Quando você explora mares desconhecidos, como Colombo fez, o medo existe, um medo intenso, porque ninguém sabe o que vai acontecer. Você está deixando a praia da segurança. Você está perfeitamente bem, em certo sentido, só uma coisa está faltando - aventura. Enfrentar o desconhecido dá a você certa excitação. O coração começa a pulsar novamente, volta a se sentir vivo, totalmente vivo. Cada fibra do seu ser está vibrando porque você aceitou o desafio do desconhecido.

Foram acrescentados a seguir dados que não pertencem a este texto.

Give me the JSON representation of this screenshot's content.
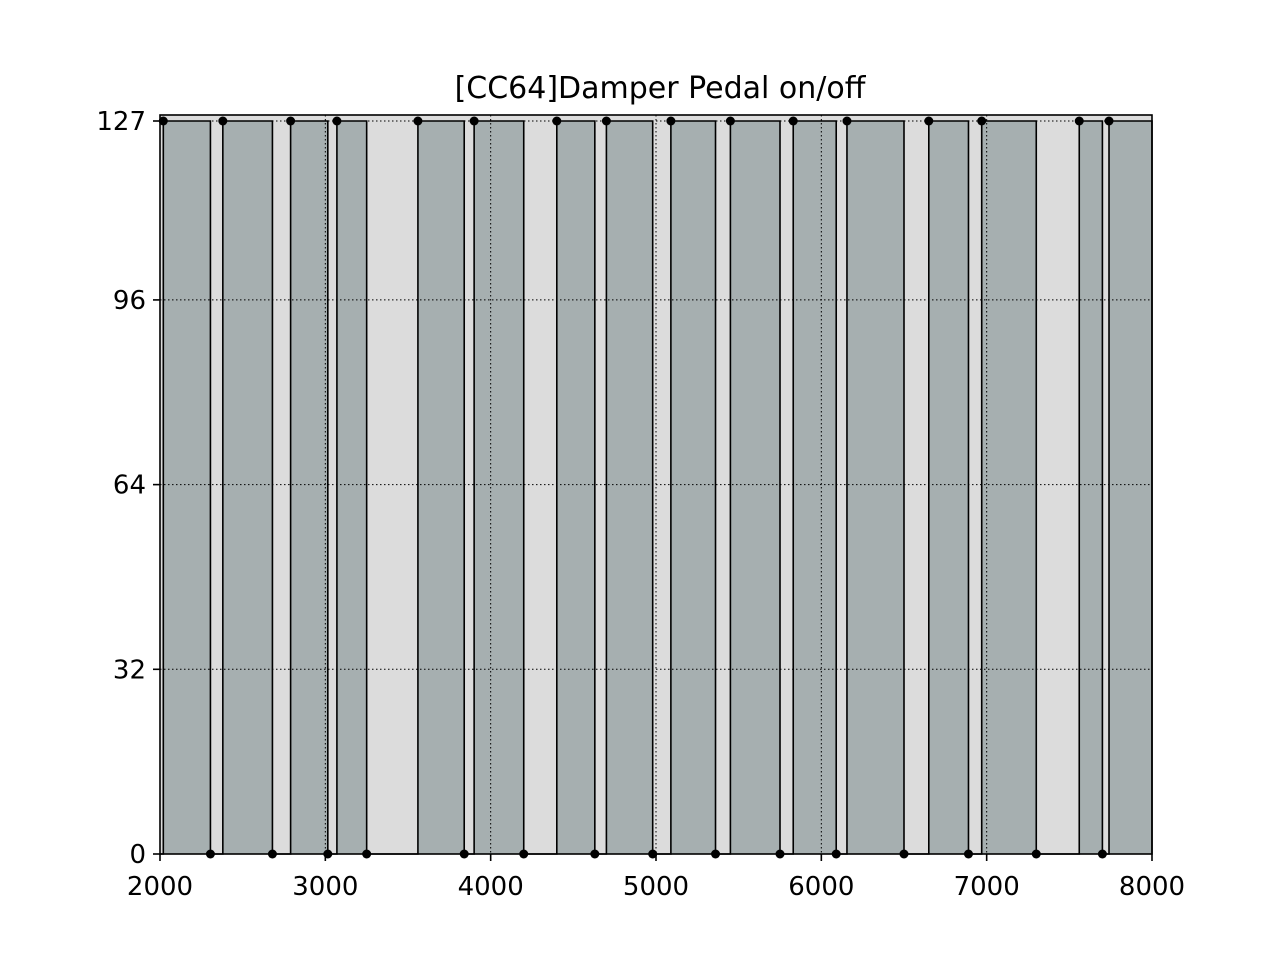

Aceitar o desafio do desconhecido, apesar de todo o medo, é coragem. Os medos estão ali, mas se você aceita o desafio várias vezes seguidas, devagarinho os medos desaparecem. A experiência de alegria que o desconhecido traz, o grande êxtase que começa a acontecer com o desconhecido, torna você forte o bastante, lhe dá uma certa integridade, aguça sua inteligência. Pela primeira vez, você começa a sentir que a vida não é só um tédio, mas uma aventura. Então devagar os medos desaparecem; e aí você não pára mais de ir atrás de uma aventura.
Mas, basicamente, coragem é pôr em risco o conhecido em favor do desconhecido, o familiar em favor do estranho, o confortável em favor do desconfortável - árdua peregrinação rumo a algum destino desconhecido. Nunca se sabe se você será capaz de fazer isso ou não. É um jogo arriscado, mas só os jogadores sabem o que é a vida.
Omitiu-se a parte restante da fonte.